Improved capabilities  

Another benefit of using maturity models is their ability to improve the capabilities of your company or team. By identifying current levels, gaps and strengths, organisations can better identify areas where they need to improve. Clearly delineated levels provide opportunities for self-assessment and identify strategies that can be used to drive growth and improved performance.  

 

Applicable to a wide range of target groups  

Although many maturity models originally started as software development tools, they have now been adapted and incorporated into a wide range of situations, business environments and industries. Maturity models can be used by all types of teams in their work, and many have standardised metrics that make them comparable and more useful to organisations. Within each maturity model, there are many variations that can meet specific goals and needs. Regardless of your size, business type, or current operational level, maturity models can help you grow as a business and place greater emphasis on continuous improvement.  

 

Align your teams  

The final benefit of maturity models is their ability to align teams around collective goals and corporate objectives. Because maturity models measure qualitative improvement, they can help companies set internal strategic goals that meet their specific needs and priorities. They can also help management and management teams to identify where their current methods are falling short. Identifying these gaps can help them to build in incremental daily changes and raise the quality of their operations.
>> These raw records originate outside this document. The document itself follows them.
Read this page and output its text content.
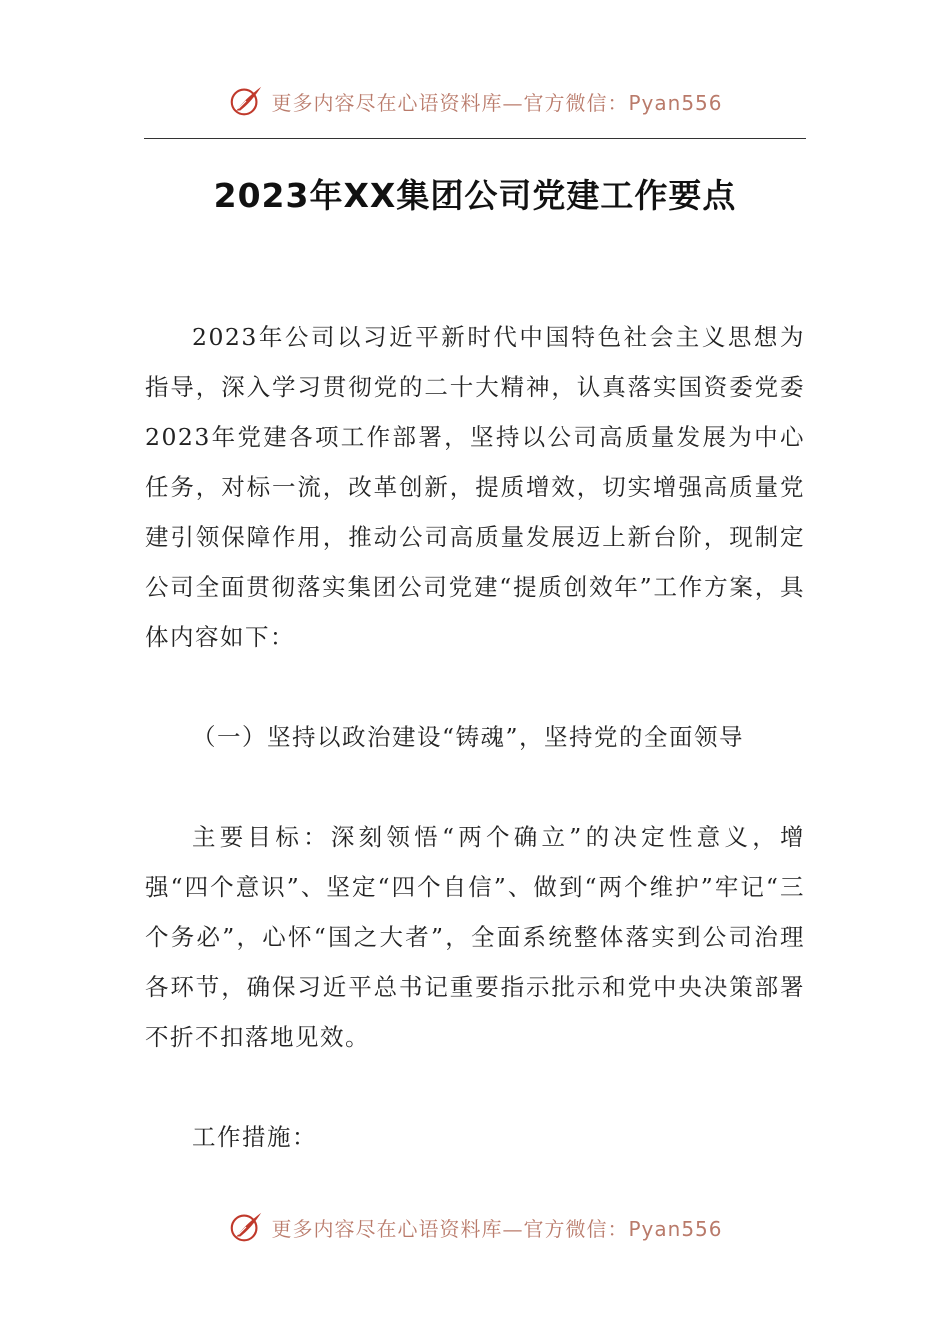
更多内容尽在心语资料库—官方微信：Pyan556
2023年XX集团公司党建工作要点

2023年公司以习近平新时代中国特色社会主义思想为指导，深入学习贯彻党的二十大精神，认真落实国资委党委2023年党建各项工作部署，坚持以公司高质量发展为中心任务，对标一流，改革创新，提质增效，切实增强高质量党建引领保障作用，推动公司高质量发展迈上新台阶，现制定公司全面贯彻落实集团公司党建“提质创效年”工作方案，具体内容如下：

（一）坚持以政治建设“铸魂”，坚持党的全面领导

主要目标：深刻领悟“两个确立”的决定性意义，增强“四个意识”、坚定“四个自信”、做到“两个维护”牢记“三个务必”，心怀“国之大者”，全面系统整体落实到公司治理各环节，确保习近平总书记重要指示批示和党中央决策部署不折不扣落地见效。

工作措施：

更多内容尽在心语资料库—官方微信：Pyan556
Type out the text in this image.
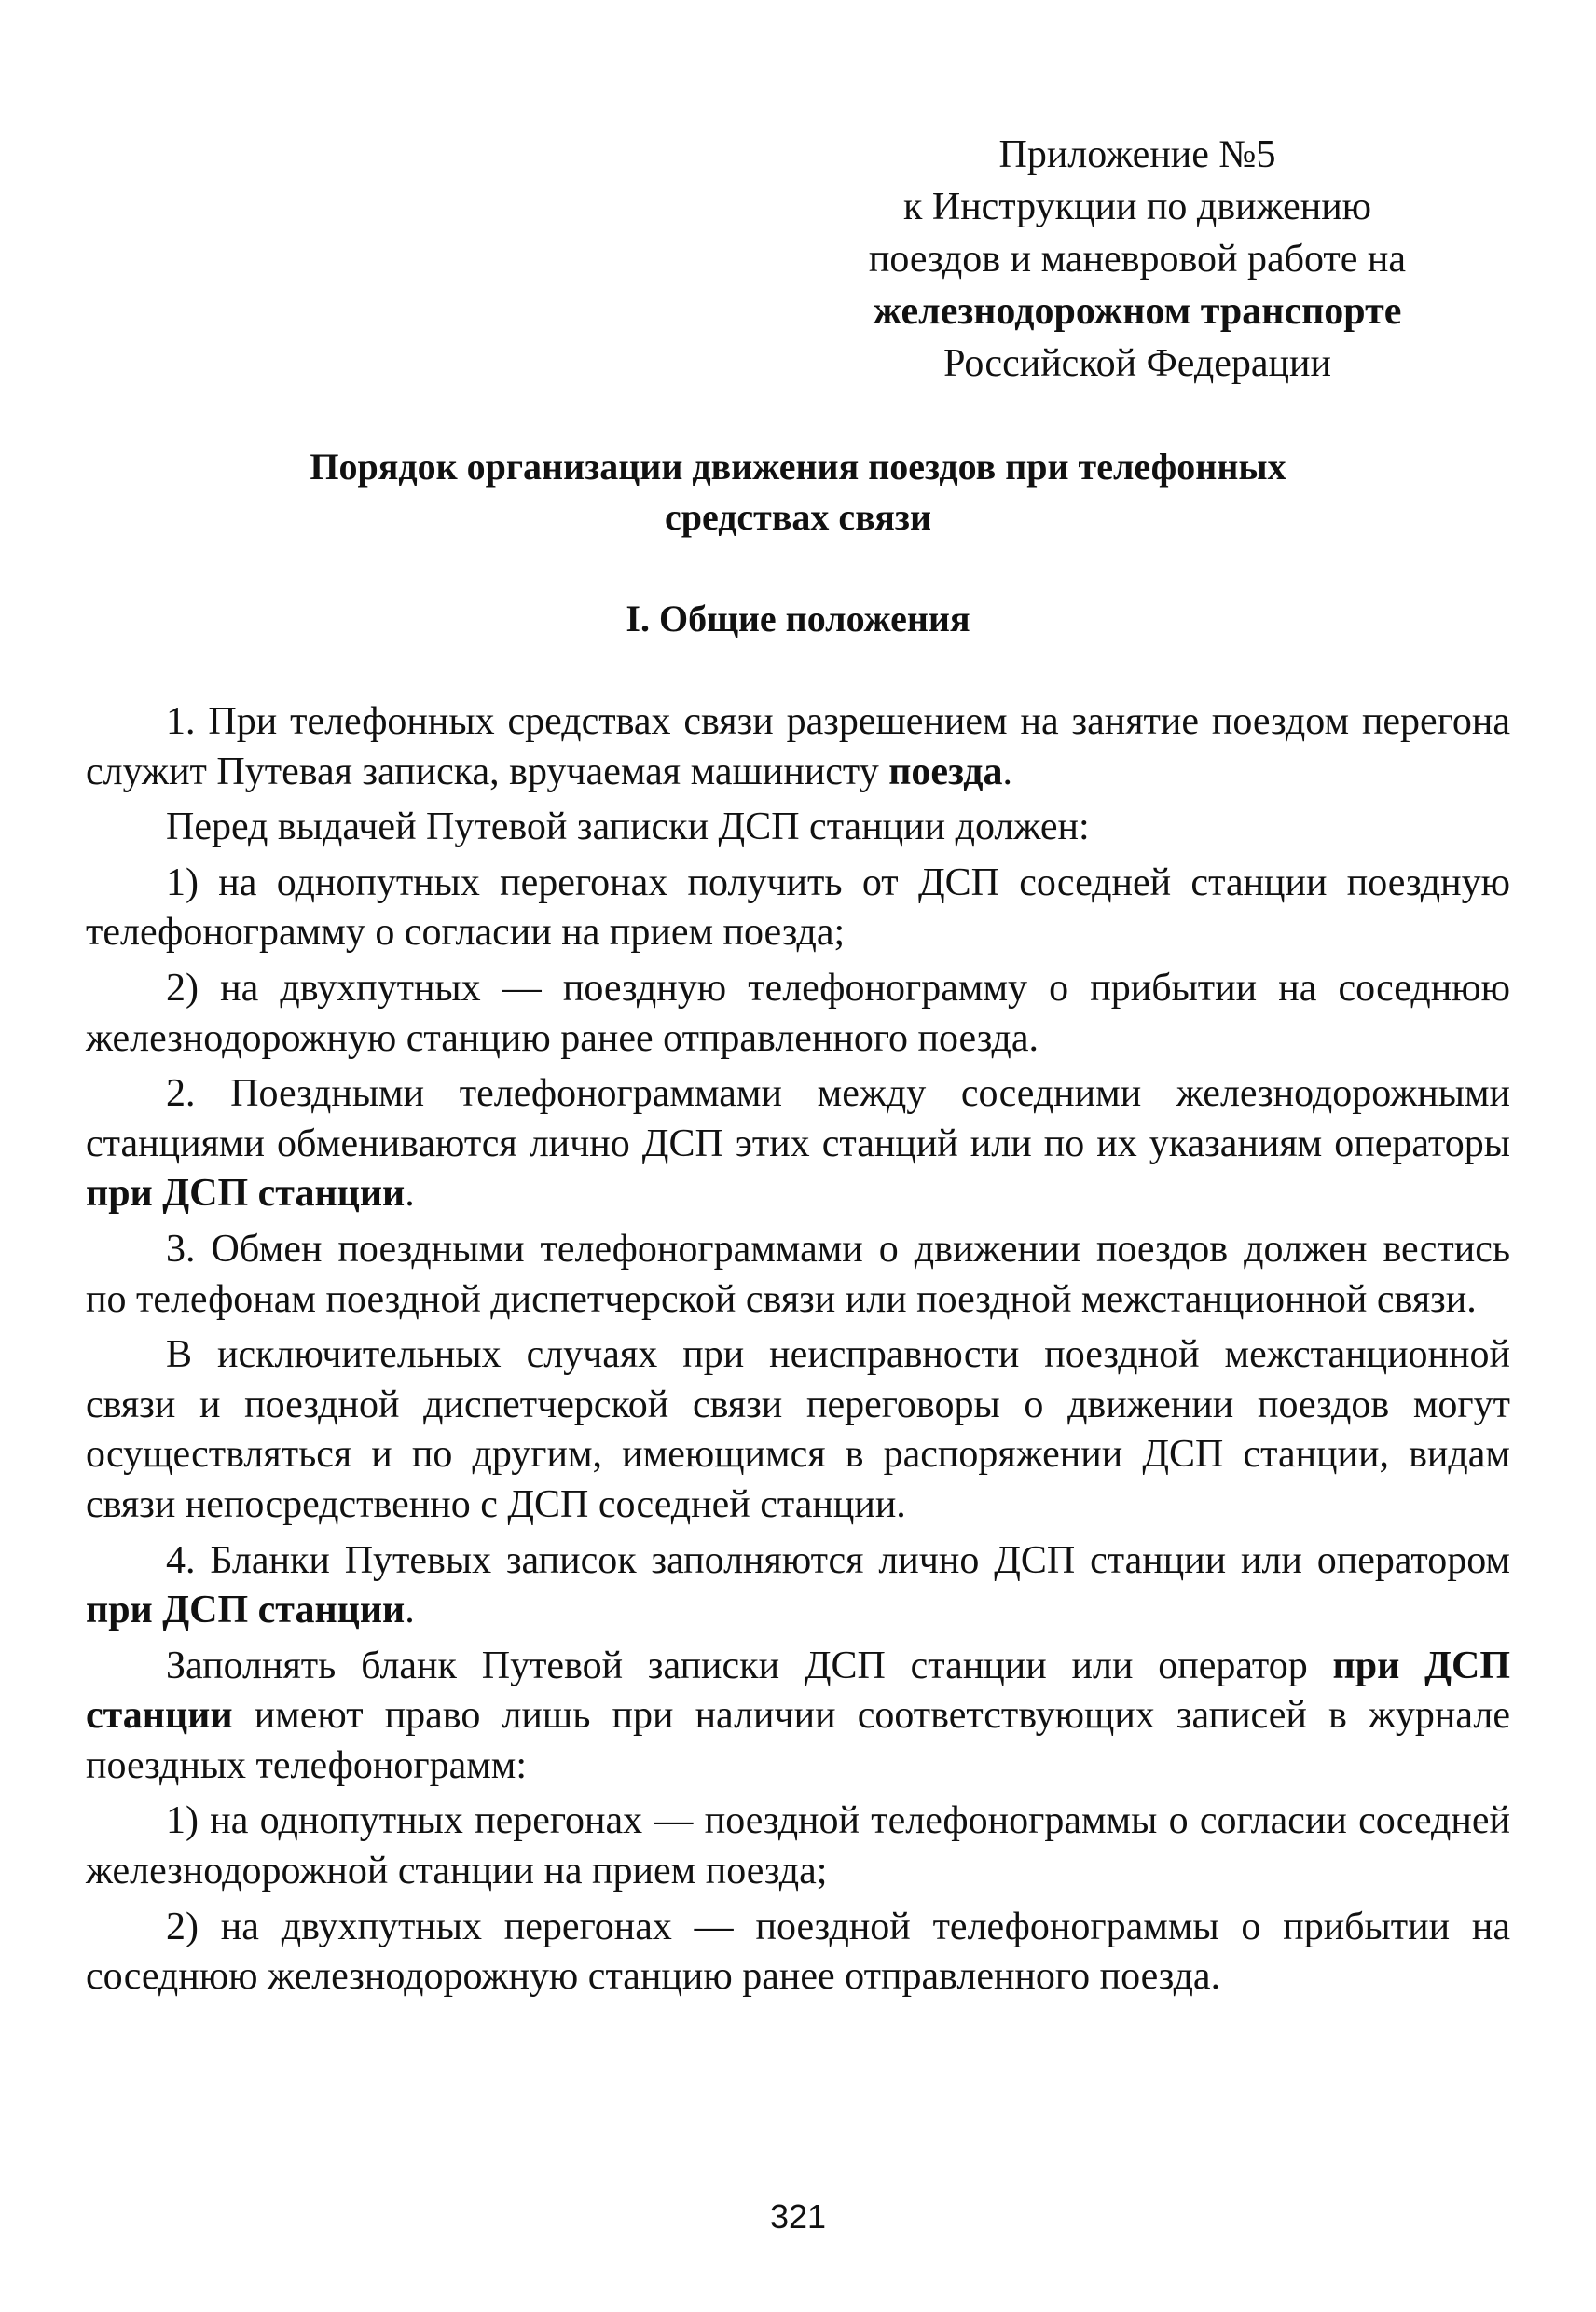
Приложение №5
к Инструкции по движению
поездов и маневровой работе на
железнодорожном транспорте
Российской Федерации
Порядок организации движения поездов при телефонных
средствах связи
I. Общие положения

1. При телефонных средствах связи разрешением на занятие поездом перегона служит Путевая записка, вручаемая машинисту поезда.

Перед выдачей Путевой записки ДСП станции должен:

1) на однопутных перегонах получить от ДСП соседней станции поездную телефонограмму о согласии на прием поезда;

2) на двухпутных — поездную телефонограмму о прибытии на соседнюю железнодорожную станцию ранее отправленного поезда.

2. Поездными телефонограммами между соседними железнодорожными станциями обмениваются лично ДСП этих станций или по их указаниям операторы при ДСП станции.

3. Обмен поездными телефонограммами о движении поездов должен вестись по телефонам поездной диспетчерской связи или поездной межстанционной связи.

В исключительных случаях при неисправности поездной межстанционной связи и поездной диспетчерской связи переговоры о движении поездов могут осуществляться и по другим, имеющимся в распоряжении ДСП станции, видам связи непосредственно с ДСП соседней станции.

4. Бланки Путевых записок заполняются лично ДСП станции или оператором при ДСП станции.

Заполнять бланк Путевой записки ДСП станции или оператор при ДСП станции имеют право лишь при наличии соответствующих записей в журнале поездных телефонограмм:

1) на однопутных перегонах — поездной телефонограммы о согласии соседней железнодорожной станции на прием поезда;

2) на двухпутных перегонах — поездной телефонограммы о прибытии на соседнюю железнодорожную станцию ранее отправленного поезда.

321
This often results in jobs and projects that run more smoothly and efficiently.  

 

Understanding quality activities and levels can help teams turn behaviour into quantitative metrics. For example, if the maturity model reveals that a company's leadership style is reactive, leadership teams can work to improve their process towards predictable or standardized levels. From there, they can see improvements in more measurable performance metrics such as employee retention, productivity and consistency.